For top function: Run cachegrind to understand cache behavior
For syscalls: Run perf with syscall tracing
For memory: Run heaptrack to find allocation patterns

Phase 3: Bottleneck Hypothesis (10 min)¶

Synthesize findings
Generate hypothesis about root cause(s)
List potential optimization targets

Success Criteria¶

✓ Generate flamegraph showing function breakdown
✓ Identify top 3 bottleneck functions by time spent
✓ Quantify cache miss rate for hot functions
✓ Document allocation patterns (count, sizes, frequency)
✓ Produce written analysis with findings and hypotheses
✓ Create actionable recommendations for mrrc-u33.1

Deliverables¶

All outputs to be stored in docs/design/profiling/:

RUST_SINGLE_THREADED_PROFILING_RESULTS.md
Flamegraph analysis (images + interpretation)
Cache statistics (L1, L2, L3 hit rates)
Syscall breakdown
Memory allocation report
Summary table of findings
Flamegraph images
read_10k_flamegraph.svg (full 10k record read)
read_1k_flamegraph.svg (quick profile)
Perf output (raw data)
perf_syscalls.txt
perf_report.txt
Heaptrack output (raw data)
heaptrack.data or summary report
Cachegrind output (raw data)
Top functions by cache misses

Notes¶

All benchmarks use --release mode (opt-level=3)
Test fixture: 10k_records.mrc (standard, ~2.5MB)
Flamegraph uses sampling at 99Hz frequency (default)
Cachegrind simulates modern Intel CPU cache behavior
Heaptrack captures every allocation (may slow execution)

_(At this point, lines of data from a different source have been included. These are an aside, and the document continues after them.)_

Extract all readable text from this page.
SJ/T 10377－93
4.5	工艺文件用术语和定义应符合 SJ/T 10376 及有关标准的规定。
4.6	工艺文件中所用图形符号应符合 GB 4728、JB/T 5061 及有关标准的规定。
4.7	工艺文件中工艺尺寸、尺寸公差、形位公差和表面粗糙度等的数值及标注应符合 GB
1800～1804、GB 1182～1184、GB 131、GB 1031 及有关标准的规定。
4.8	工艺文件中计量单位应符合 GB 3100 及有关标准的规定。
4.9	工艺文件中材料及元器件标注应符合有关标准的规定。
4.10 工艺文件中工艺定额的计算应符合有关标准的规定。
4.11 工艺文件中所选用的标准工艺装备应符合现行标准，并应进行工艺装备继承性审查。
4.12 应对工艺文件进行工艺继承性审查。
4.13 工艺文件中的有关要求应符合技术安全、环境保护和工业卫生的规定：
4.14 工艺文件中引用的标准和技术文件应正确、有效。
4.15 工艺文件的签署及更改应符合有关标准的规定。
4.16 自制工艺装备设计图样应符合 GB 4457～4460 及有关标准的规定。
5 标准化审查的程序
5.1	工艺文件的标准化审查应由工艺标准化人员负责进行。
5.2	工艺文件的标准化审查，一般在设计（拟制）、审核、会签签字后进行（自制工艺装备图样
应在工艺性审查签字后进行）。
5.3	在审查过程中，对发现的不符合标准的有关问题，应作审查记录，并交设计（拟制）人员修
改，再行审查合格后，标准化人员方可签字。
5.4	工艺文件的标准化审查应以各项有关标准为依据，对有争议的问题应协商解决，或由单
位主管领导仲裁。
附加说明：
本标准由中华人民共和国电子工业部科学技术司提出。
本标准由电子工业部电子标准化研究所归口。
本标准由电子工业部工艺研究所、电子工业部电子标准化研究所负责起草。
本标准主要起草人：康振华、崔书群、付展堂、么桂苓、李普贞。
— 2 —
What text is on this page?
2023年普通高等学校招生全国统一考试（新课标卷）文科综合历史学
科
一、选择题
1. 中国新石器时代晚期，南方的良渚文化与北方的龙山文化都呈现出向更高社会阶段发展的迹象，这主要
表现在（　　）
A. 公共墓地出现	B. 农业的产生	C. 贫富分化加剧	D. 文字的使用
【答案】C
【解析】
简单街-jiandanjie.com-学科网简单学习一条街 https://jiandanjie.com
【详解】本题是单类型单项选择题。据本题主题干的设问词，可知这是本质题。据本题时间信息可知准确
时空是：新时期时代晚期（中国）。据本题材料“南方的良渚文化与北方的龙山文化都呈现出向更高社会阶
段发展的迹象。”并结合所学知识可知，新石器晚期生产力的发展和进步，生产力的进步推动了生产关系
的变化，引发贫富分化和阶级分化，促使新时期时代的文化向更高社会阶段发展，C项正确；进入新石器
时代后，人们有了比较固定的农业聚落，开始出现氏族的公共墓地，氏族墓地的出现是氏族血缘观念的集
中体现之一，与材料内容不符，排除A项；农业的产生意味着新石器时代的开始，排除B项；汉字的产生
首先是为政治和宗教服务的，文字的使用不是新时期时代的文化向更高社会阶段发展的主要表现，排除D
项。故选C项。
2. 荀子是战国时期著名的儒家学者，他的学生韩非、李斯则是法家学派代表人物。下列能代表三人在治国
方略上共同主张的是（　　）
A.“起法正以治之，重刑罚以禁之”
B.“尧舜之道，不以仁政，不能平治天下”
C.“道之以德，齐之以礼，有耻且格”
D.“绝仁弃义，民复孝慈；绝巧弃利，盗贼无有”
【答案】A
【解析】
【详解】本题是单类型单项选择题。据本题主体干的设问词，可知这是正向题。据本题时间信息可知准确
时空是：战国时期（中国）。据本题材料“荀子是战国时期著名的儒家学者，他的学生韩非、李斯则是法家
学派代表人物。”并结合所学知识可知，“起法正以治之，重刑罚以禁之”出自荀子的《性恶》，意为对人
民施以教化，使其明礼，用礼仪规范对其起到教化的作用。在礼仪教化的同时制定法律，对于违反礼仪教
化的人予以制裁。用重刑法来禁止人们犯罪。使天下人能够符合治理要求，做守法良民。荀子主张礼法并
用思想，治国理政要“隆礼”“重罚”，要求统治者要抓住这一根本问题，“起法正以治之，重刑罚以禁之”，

Next Steps (After Profiling)¶

Results feed into bottleneck analysis and optimization proposals (see docs/design/OPTIMIZATION_PROPOSAL.md).

Key questions this profiling answers: 1. Is I/O the bottleneck or parsing? 2. Can we reduce allocations? 3. Are there cache-friendly optimizations? 4. What limits performance in this single-threaded mode?